After this, I combined all the text files with cat function.
There were 199,800 words and 26,000 lines of lyrics.
C. Tensor-Flow
After this I used the char-rnn-tensor-flow to train with it. It was my first Eminem lyrics from the learning machines. I posted this picture on the facebook, and one of my friends insisted this is not Eminem. The reason is because of the N-word. Eminem never uses N-word. So, I realized it is because of the featuring rappers’ lyrics.
D. Over-Fitting
Now, I wanted to test the over-fitting. Car crash test uses one to four cars to test its probability. For example, if it was a Lamborghini, they would have used just one car. So, I thought of this sampling method to the learning machines.

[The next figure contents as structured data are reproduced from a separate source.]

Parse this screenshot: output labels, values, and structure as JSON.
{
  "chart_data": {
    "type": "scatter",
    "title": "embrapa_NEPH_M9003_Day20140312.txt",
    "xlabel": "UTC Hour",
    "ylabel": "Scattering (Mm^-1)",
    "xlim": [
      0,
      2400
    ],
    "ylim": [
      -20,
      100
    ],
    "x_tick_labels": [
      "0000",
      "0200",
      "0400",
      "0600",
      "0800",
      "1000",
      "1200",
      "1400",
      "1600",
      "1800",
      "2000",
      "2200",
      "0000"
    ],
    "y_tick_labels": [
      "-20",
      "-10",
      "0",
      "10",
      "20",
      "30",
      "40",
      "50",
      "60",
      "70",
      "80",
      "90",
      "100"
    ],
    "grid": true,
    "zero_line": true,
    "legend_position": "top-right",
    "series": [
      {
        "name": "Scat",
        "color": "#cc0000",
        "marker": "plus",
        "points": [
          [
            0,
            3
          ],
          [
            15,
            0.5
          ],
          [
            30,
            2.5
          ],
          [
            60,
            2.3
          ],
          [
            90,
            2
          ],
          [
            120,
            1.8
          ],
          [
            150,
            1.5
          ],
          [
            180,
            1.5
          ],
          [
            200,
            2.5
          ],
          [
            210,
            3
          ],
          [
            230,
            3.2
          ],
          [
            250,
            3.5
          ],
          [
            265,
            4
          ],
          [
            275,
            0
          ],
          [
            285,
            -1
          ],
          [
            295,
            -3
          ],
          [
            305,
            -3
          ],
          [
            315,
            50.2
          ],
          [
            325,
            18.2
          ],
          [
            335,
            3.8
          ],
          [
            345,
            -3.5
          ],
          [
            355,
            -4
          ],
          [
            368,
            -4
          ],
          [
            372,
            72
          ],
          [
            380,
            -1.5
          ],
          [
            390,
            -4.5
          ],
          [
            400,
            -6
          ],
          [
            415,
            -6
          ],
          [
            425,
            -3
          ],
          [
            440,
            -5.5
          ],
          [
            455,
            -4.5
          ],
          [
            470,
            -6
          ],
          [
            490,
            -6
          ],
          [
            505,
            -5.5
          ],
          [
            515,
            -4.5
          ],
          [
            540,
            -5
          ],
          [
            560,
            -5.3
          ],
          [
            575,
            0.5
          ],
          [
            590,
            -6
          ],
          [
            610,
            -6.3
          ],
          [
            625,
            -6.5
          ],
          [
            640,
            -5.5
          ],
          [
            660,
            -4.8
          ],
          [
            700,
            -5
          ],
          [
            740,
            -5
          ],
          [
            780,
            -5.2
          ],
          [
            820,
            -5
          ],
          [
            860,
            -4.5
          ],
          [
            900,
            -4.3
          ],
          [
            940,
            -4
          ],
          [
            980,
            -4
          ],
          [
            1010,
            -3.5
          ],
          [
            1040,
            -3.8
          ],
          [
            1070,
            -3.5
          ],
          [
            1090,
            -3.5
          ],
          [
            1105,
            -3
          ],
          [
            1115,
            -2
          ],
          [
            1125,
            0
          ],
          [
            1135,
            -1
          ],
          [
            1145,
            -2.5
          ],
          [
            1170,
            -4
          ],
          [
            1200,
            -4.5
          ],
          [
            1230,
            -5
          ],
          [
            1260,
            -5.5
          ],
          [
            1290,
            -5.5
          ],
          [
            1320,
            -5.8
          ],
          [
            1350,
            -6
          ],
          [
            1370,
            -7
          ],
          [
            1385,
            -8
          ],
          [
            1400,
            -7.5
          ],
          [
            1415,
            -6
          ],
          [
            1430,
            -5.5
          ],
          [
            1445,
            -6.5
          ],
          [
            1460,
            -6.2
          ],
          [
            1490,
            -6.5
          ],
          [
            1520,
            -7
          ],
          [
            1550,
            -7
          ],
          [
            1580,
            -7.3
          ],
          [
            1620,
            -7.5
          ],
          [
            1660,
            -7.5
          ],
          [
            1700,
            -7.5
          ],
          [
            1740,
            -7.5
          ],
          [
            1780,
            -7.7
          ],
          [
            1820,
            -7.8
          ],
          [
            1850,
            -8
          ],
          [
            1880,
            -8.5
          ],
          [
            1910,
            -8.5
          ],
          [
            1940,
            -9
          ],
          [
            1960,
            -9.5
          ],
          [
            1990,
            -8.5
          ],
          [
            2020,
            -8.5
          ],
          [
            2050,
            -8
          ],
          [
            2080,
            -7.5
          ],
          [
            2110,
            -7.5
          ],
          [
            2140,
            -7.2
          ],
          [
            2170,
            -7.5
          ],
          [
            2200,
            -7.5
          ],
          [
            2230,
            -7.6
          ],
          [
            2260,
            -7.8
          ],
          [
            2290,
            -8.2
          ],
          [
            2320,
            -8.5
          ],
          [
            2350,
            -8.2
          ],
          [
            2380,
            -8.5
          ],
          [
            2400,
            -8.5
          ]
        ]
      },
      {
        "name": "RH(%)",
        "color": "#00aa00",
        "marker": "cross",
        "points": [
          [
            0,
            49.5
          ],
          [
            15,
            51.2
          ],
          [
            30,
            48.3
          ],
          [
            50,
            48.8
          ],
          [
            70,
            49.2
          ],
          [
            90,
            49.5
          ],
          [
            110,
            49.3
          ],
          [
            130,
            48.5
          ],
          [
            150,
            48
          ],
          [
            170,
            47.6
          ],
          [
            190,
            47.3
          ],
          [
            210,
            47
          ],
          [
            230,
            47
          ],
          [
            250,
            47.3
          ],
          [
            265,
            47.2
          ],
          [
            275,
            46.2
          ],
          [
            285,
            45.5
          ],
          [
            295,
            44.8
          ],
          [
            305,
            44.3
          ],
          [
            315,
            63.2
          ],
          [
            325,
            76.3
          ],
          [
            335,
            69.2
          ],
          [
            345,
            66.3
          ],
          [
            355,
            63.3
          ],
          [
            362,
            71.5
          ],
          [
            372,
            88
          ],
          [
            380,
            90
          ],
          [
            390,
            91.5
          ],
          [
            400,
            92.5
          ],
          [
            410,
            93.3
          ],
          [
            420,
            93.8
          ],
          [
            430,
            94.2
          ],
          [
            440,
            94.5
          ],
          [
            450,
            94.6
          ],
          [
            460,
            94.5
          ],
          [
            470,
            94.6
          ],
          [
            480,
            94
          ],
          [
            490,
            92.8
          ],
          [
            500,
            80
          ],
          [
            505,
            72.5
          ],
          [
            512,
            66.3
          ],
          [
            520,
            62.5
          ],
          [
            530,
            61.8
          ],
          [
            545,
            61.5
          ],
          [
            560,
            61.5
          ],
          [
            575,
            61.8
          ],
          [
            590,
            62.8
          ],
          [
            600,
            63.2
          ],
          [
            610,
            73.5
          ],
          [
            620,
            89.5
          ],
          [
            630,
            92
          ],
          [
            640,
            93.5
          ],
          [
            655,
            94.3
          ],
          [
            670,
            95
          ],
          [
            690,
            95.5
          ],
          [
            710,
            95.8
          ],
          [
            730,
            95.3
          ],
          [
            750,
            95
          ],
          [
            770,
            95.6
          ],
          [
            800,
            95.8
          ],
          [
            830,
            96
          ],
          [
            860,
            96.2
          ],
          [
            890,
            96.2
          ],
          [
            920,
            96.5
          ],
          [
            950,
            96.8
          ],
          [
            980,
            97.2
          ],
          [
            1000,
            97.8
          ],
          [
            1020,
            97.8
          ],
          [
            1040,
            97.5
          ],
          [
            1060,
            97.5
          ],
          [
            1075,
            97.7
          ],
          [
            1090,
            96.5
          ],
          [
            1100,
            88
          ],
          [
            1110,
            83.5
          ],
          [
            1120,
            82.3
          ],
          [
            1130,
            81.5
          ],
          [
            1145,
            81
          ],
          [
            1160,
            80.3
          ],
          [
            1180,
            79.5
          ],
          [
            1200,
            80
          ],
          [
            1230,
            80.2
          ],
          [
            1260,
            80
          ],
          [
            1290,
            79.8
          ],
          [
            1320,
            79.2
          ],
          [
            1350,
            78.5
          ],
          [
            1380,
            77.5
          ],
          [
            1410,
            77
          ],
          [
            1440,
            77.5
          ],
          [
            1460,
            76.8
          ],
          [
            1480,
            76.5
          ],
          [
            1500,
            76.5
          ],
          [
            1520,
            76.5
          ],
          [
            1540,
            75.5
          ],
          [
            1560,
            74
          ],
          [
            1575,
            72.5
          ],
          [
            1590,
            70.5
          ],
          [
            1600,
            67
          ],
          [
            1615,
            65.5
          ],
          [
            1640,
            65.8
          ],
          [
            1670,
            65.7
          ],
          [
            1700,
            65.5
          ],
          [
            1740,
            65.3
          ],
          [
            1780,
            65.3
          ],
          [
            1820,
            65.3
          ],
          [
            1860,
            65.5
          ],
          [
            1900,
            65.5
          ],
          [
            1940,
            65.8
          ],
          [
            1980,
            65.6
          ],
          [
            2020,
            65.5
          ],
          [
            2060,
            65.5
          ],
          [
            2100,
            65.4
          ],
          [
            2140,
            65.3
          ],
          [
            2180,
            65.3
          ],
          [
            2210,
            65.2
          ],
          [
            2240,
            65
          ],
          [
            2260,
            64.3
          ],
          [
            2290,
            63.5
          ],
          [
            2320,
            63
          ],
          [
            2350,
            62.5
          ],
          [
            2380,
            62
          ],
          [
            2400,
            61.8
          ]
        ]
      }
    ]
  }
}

Since the learning machine cannot recreate Eminem with limited number of data, I wanted to test multiple of same lyrics in sampling.
Since the Learning Machine cannot reproduce Lamborghini, I am adding hundreds of exact Lamborghini to the Machine Learning. Learning Machine will be able to reproduce Lamborghini, but then we might not be able to call it reproduce.
So, I used 10 of same lyrics samples to the tensor flow and this is the lyrics. Here I can see that the patterns of the sentence is better than the one sample.
After testing this over-fitting I realized that over-fitting made the lyrics some what boring and lost the creativity. So, I decide to stick with the original sample. So, it was drawing the Lamborghini but cannot recreate a sports car creatively.